Женщины очень упорны в своих суждениях, особенно когда дело касается одежды. Дизель начал уговаривать, дескать, очень красиво, зря ерепенишься. Шурка молчал, а Курт пытался поддакивать громиле. Судя по хитрым прищурам, обоим нравился фасон: открытая блузка, короткая юбка.

— Это слишком откровенно, — отказывалась Уголёк. — Не надену.

Мне тоже нравился фасон, но не потому, что в охотничьем костюме она будет выглядеть намного привлекательнее, чем в сером до земли платье и ужасном чепце, скрывающим всю прелесть её волос, а исключительно из целесообразности. Прибавка к характеристикам уж больно хорошая для её уровня, нельзя таким разбрасываться.

Под нашим общим нажимом Уголёк всё-таки оделась. Я откровенно залюбовался ей. Тонкая, изящная, на левом бедре широкий нож, над плечом оперённые хвостовики стрел, справа в налучи метровый лук. Амазонка. И любовался ею не я один. Дизель с Куртом не сводили с девчонки восхищённых глаз, а Шурка хоть и отвернулся, но нет-нет да косился на неё из-под руки.

Уголёк нравилась всем, и я второй раз за день почувствовал ревность. Я хотел думать, что она только моя и только для меня, потому и увёл её у нубов. Никто не смеет прикасаться к ней не то что рукой — взглядом. И не важно, что она ничего мне не обещала и не давала повода думать, что у меня есть толика надежды когда-нибудь назвать её своей… Это неважно, неважно!

Я заставил ревность умолкнуть. Уголёк сама себе хозяйка, кого выберет, с тем и будет, и я её решение не оспорю.

Мы уже порядком отошли от города, по обе стороны дороги тянулись поля — низкотравье, васильки, ромашки. Местами яркими пятнами прорывались заросли люпина, в низинах качал розовыми соцветьями иван-чай, и только вершины холмов оставались голыми, словно изъеденные порывами горячего ветра.

— Как ты? — спросил я Уголёчку, пристраиваясь рядом.

— Нормально, — вздохнула она. Значит, не совсем нормально, значит, до сих пор думает о тех убитых нубах. Так нельзя. Думать нужно о живых друзьях.

— Тебе тоже придётся убивать. Понимаешь?

Уголёк кивнула.

— Если дрогнешь, засомневаешься, кто-то из нас умрёт — я, Дизель, может быть, Шурка. Ты должна действовать быстро и уверенно.

— Я не ребёнок, Соло, мне не нужны нотации.

— Хорошо, тогда давай потренируемся. Доставай лук, — велел я, и крикнул. — Группа, всем остановиться и достать оружие.

— Чё случилось? — не понял Дизель.

Он вскинул топор на плечо и оглянулся в поисках противника.

— Всё в порядке, — успокоил я его. — Дизель, Курт, стойте, где стоите. Проведём имитацию боя. Допустим, десяток нубов наступают по фронту. Танки, ваша задача держать их. Отпихивайтесь, отпинывайтесь, не дайте им зайти вам за спину.

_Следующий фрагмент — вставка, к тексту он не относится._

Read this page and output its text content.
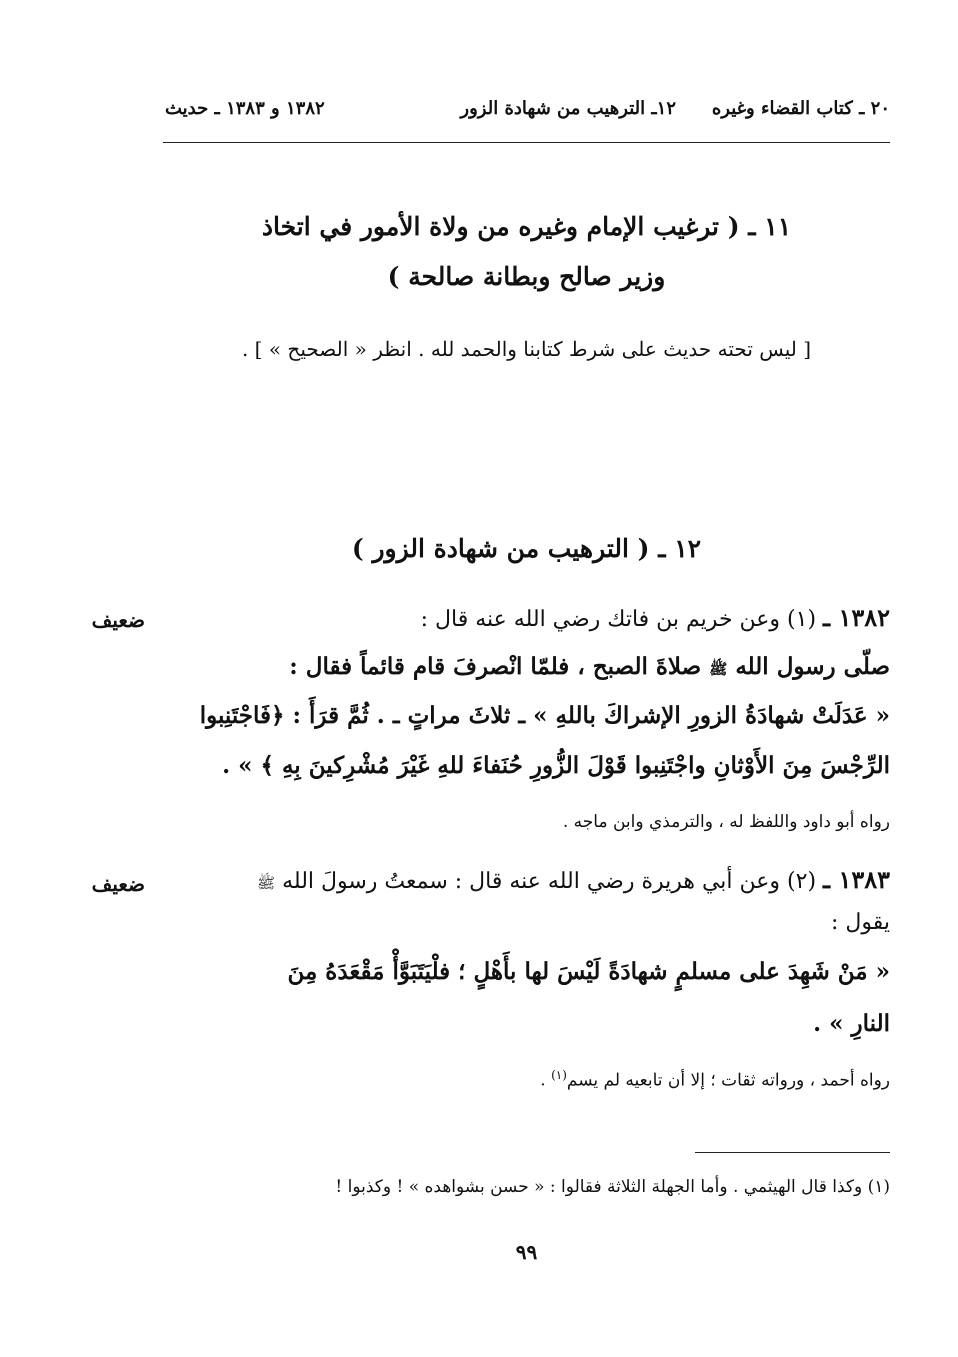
٢٠ ـ كتاب القضاء وغيره
١٢ـ الترهيب من شهادة الزور
١٣٨٢ و ١٣٨٣ ـ حديث
١١ ـ ( ترغيب الإمام وغيره من ولاة الأمور في اتخاذ
وزير صالح وبطانة صالحة )
[ ليس تحته حديث على شرط كتابنا والحمد لله . انظر « الصحيح » ] .
١٢ ـ ( الترهيب من شهادة الزور )
ضعيف	١٣٨٢ ـ (١) وعن خريم بن فاتك رضي الله عنه قال :
صلّى رسول الله ﷺ صلاةَ الصبح ، فلمّا انْصرفَ قام قائماً فقال :
« عَدَلَتْ شهادَةُ الزورِ الإشراكَ باللهِ » ـ ثلاثَ مراتٍ ـ . ثُمَّ قرَأَ : ﴿فَاجْتَنِبوا
الرِّجْسَ مِنَ الأَوْثانِ واجْتَنِبوا قَوْلَ الزُّورِ حُنَفاءَ للهِ غَيْرَ مُشْرِكينَ بِهِ ﴾ » .
رواه أبو داود واللفظ له ، والترمذي وابن ماجه .
ضعيف	١٣٨٣ ـ (٢) وعن أبي هريرة رضي الله عنه قال : سمعتُ رسولَ الله ﷺ
يقول :
« مَنْ شَهِدَ على مسلمٍ شهادَةً لَيْسَ لها بأَهْلٍ ؛ فلْيَتَبَوَّأْ مَقْعَدَهُ مِنَ
النارِ » .
رواه أحمد ، ورواته ثقات ؛ إلا أن تابعيه لم يسم$^{(١)}$ .
(١) وكذا قال الهيثمي . وأما الجهلة الثلاثة فقالوا : « حسن بشواهده » ! وكذبوا !
٩٩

— Десять много, — пробасил Дизель, — по-любому зайдут.

— Всё равно не пускай. Займи такую позицию, чтобы не прошли. Представим, что края дороги — это забор.

— Да хоть стена, — вздохнул Дизель, принимая боевую стойку, — всё равно ударов наловим.

Я повернулся к Шурке.

— Что хлебалом щёлкаешь, лекарь?

— Я не подведу.

— Кого ты не подведёшь? Ты стоишь здесь, Дизель упал, он умирает…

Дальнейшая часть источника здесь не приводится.